Distribution plot of the residuals
The output shows that negative residuals are resulting from actual values that are too high for the dataset hence affecting the model. This may be due to outliers that may be from mistyping by retailers on the pigiame site.
Accuracy.The accuracy of our model on the test data is approximately 96% which is good.
# Checking the accuracy. reg.score(x_test,y_test)
On the question of whether this model is good, I would say it is because the accuracy on the train data by the model is approximately 95.24% and 95.87% on the test data. This shows that the model performs well on trained and new data hence it can be trusted when predicting the price of a tv based on inches and brand.

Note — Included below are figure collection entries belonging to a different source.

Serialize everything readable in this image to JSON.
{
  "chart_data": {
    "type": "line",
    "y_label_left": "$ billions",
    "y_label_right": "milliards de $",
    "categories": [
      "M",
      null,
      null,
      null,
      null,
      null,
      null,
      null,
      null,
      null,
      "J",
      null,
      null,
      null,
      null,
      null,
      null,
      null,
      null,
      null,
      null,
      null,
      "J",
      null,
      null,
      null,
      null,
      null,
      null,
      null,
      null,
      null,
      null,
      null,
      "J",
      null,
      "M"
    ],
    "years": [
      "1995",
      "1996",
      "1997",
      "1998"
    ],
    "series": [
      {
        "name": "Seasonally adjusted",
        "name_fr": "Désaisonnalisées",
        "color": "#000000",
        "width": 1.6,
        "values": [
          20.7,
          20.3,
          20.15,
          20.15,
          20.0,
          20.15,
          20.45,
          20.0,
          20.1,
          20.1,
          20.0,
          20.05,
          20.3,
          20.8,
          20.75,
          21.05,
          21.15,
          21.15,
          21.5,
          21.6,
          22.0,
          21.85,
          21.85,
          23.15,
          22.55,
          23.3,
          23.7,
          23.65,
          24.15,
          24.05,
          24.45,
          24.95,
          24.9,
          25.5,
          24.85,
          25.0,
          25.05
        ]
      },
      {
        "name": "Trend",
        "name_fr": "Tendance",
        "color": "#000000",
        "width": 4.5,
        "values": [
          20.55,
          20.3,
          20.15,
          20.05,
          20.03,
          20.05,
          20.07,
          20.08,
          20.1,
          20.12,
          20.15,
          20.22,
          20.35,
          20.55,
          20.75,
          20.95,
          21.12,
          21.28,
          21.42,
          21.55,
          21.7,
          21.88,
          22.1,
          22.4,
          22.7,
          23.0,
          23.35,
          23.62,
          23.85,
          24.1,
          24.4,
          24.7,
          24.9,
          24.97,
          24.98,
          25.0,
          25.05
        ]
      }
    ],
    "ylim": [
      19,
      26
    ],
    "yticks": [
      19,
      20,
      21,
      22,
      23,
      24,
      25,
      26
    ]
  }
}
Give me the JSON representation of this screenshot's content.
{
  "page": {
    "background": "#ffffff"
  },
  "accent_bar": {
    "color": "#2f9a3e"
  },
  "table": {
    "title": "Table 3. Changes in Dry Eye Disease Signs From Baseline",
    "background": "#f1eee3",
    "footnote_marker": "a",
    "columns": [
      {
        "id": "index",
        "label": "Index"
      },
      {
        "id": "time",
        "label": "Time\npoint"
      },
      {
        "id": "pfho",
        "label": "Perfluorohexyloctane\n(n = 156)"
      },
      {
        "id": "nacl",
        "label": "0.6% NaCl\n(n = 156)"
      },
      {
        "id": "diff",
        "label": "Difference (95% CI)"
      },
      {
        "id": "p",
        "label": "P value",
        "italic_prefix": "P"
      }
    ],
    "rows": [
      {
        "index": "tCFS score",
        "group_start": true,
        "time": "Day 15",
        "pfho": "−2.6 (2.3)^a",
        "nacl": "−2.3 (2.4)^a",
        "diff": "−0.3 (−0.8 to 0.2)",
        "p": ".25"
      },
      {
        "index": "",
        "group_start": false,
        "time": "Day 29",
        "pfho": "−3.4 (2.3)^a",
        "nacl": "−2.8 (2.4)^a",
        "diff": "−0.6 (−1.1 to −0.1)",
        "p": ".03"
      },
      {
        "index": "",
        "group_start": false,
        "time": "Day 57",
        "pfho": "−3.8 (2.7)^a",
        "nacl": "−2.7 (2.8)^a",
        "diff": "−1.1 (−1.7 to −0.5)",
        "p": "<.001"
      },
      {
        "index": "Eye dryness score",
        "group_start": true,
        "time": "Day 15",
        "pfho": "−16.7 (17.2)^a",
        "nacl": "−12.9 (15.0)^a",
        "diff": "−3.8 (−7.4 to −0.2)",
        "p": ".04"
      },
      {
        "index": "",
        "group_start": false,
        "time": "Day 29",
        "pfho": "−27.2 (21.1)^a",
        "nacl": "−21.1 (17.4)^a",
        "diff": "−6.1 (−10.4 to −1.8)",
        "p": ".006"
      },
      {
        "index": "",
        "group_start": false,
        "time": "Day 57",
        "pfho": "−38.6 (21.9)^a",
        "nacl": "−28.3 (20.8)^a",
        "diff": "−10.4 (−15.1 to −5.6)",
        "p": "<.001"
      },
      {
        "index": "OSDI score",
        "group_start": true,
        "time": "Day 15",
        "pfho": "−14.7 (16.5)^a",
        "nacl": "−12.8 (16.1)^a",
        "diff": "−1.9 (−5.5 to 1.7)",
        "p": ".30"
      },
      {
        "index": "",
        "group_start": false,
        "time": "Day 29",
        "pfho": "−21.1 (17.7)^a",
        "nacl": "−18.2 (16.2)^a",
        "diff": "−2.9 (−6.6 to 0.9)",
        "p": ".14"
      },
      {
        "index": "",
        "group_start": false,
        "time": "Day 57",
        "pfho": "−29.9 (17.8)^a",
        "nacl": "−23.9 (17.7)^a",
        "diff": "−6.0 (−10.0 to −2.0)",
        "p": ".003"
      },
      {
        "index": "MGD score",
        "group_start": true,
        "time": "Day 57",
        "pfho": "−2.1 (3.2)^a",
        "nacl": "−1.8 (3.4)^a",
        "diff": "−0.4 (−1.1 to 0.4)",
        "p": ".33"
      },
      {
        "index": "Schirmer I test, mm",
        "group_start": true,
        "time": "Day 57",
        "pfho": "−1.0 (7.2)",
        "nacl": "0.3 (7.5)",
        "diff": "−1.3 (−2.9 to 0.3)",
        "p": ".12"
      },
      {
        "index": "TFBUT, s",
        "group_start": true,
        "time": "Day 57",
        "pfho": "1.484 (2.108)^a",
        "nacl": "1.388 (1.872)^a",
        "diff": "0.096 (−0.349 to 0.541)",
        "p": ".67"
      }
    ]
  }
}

However, the model is still improvable through:
- Outlier removal. From the Graph above, we can high value negative residuals. This means that there are actual values that are too high and need to be inspected further for clarity.
- Feature engineering can be used to determine 4k and non-4k TVs. Intuitively, this would lead to the pricing of TVs differently.
- Reducing the number of factors/ unique variables in the column ‘brand’. This can be done by only letting the popular brands stand alone with the rest of the less frequent brands clumped under 'other'.
In conclusion, the average salary of a Kenyan, from different online sources, ranges between 29,467 KES to 140,035 KES. In this case, being that the cheapest smart screen tv from our model's y-axis parameter is 31,391KES, we can make a general conclusion to the question in part 1 that a greater number families in Kenya can afford a smart flat-screen TV.